Alonso Díaz de la Vega
There are tenths of cinematic adaptations of Jorge Luis Borges’ work. His labyrinths and his images of infinity are, in some way, an invitation for filmmakers decided to capture the ineffable and to take the risk of matching with images what Borges weaved so minutely with his words. Most of these pictures are short films, brief and immense like the Argentine master’s short stories, although there are feature films like The Spider’s Stratagem (1970), directed by Bernardo Bertolucci, where the Italian master makes his own version of the story “Theme of the Traitor and the Hero”. But perhaps the original screenplays that Borges wrote with his inseparable friend, Adolfo Bioy Casares are of yet more interest.
Together, the Argentine masters wrote for screenplays: Los orilleros and El paraíso de los creyentes, which were published in a 1955 book, and then they thought out a couple of films for director Hugo Santiago: Invasión (1969) and The Others (1974). Los orilleros, written in 1939, would become in 1975 a Ricardo Luna picture. None of the films resulting from the scripts has a traditional attachment to Borges’ usual themes: infinity, the eternal return, metaphysics. Actualy they remind us more of the outlaws in A Universal History of Infamy, his first short story volume, where real scoundrels mix with fictitious slum dwellers. The narrator of “Man on Pink Corner” would find a cinematic relative in the characters’ accents in Los orilleros. The guns, the duels, the knifes, in this and other stories would appear in Luna’s film, as well as in Invasión.
Nowadays it’s unlikely that someone will watch The Others, since it doesn’t seem to exist in any home format, but fortunately Invasión was rescued in the 90’s after having been lost for decades. The film is an important piece of the late 60’s Argentine cinema which shows the genius of its director, the influence of the French New Wave and the combined imaginations of Borges and Bioy in a film which simulates a sort of Iliad set in an undefinable time and space. An image at the beginning of the film suggests this disorientation: a man dressed in a black suit seems to merge with the night behind him and we can only see his hands, his face and part of his white shirt. Further on we start to see characters that move together, in suits, armed. At times, Invasión seems to be a gangster film but the plot follows a group of everymen as they defend themselves from the incursions of an army just like theirs on the fictitious town of Achillea. This name refers to Achilles, on of the main heroes in the Iliad, and it also suggests the theme of Homer’s work: resistance. It was an audacity to deal with that in the midst of Juan Carlos Onganía’s dictatorship.

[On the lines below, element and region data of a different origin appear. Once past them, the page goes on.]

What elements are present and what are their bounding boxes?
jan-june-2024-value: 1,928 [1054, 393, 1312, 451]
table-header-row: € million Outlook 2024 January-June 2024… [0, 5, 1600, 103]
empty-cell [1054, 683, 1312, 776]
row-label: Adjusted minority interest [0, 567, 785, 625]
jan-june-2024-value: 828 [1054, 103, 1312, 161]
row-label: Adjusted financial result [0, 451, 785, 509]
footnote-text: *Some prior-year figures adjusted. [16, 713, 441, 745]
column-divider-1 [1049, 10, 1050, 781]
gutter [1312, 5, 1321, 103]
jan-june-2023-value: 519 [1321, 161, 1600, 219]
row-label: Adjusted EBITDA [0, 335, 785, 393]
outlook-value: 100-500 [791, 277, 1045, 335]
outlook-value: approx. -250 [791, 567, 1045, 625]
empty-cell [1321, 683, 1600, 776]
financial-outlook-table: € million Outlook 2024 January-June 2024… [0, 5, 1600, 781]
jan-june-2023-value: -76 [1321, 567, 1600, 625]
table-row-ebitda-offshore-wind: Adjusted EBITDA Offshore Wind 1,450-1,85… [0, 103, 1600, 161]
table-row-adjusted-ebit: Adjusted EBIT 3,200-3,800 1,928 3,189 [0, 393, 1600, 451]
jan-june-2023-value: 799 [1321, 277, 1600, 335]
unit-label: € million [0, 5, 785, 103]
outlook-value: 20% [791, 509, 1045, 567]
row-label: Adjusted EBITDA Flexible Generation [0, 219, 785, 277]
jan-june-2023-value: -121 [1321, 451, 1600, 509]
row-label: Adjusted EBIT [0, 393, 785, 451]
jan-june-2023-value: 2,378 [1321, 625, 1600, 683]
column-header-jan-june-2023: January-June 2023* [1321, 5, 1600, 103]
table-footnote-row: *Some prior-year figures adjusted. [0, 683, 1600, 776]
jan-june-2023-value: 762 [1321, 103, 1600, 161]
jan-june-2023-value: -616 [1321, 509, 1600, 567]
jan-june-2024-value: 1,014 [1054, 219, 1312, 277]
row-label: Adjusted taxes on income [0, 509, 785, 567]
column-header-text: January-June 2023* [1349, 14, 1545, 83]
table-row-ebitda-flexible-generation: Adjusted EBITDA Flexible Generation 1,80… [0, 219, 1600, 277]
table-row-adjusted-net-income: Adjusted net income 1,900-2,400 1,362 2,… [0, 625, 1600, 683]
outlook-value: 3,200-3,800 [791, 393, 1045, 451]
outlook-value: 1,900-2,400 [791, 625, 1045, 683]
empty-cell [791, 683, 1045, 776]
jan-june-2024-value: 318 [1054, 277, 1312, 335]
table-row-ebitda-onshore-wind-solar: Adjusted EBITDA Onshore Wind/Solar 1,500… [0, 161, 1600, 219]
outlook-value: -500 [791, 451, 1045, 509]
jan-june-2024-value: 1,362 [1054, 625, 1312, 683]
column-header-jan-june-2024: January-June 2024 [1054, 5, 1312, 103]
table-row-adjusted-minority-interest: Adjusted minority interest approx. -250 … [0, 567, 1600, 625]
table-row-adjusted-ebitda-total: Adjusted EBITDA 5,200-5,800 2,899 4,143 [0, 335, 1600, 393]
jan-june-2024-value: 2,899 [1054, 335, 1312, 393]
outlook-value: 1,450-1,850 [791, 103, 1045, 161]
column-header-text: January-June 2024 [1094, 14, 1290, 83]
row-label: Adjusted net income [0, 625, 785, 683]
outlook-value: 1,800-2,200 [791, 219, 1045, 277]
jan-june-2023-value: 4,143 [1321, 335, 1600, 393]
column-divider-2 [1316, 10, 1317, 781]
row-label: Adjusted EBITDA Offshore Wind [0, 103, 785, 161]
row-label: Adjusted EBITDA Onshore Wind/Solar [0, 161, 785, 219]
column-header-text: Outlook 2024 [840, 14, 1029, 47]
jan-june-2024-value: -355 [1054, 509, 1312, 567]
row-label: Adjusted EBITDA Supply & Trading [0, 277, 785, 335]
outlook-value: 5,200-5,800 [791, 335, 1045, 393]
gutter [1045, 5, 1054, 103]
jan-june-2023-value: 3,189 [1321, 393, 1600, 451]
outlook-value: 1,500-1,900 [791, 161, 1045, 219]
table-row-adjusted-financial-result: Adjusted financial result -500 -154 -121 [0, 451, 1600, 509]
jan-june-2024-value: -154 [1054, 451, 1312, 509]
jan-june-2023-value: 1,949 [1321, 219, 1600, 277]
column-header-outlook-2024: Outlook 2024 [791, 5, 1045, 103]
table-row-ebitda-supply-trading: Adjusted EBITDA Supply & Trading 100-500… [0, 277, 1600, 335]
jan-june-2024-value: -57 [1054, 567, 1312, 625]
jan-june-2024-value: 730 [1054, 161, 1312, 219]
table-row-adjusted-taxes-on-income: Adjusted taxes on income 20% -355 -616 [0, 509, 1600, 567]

The style of the film is also part of this rebellion with its barely discernible plot and its perpetual melancholy. Shot in black and white, Invasión abounds in expressive shadows and editing which conform a constant search within the cinematic language. We might say that it resembles Borges’ poetry more than his narrative work and that for the same reason it implies something almost mystical. The film is unfathomable, like divinity, but also astounding. It’s also a work that would have been unthinkable without Jean-Luc Godard’s Alphaville (1965), a science fiction film with no costumes, sets or special effects. Under its influence, Invasión is a war film without a single genre element and unique in its poetic obsession with death. The “Milonga de Manuel Flores”, played in the film and written by Borges, says: “Dying is a habit people are known to have”. During an attack, a character breaks down: “You have your courage and skill to offer. I can only offer mi death”. Invasión is possessed by a nihilistic vision of sacrifice.
In contrast, Los orilleros is a film form the decade in which it was written originally, that is, the 1930’s. A melodrama about a sort of warlord in the nineteenth century, the film resembles even more Borges’ outlaw short stories and offers a clearer, more genre-oriented narrative. In an interview with the famous literary magazine The Paris Review, Borges explained that westerns seemed to him the contemporary epics. It’s not merely fortuitous that the characters in Invasión
watch a western and that Los orilleros seems to be another. Yet there’s a defiance to conventional western morality: even though it’s clear that the warlord Eliseo is a tyrant, there’s a point in the film in which he seems disillusioned with his own machismo. “I thought”, he explains to his daughter, “that only one thing was enough: to be a man”, but separation has taught him otherwise. In that moment of pathos the roles in the film change and the revolutionaries seem crueler than him. It’s a sudden revelation of depth which exposes the minds of Borges and Bioy trying to find, locked in some artifact or in a man, the dimensions of infinity.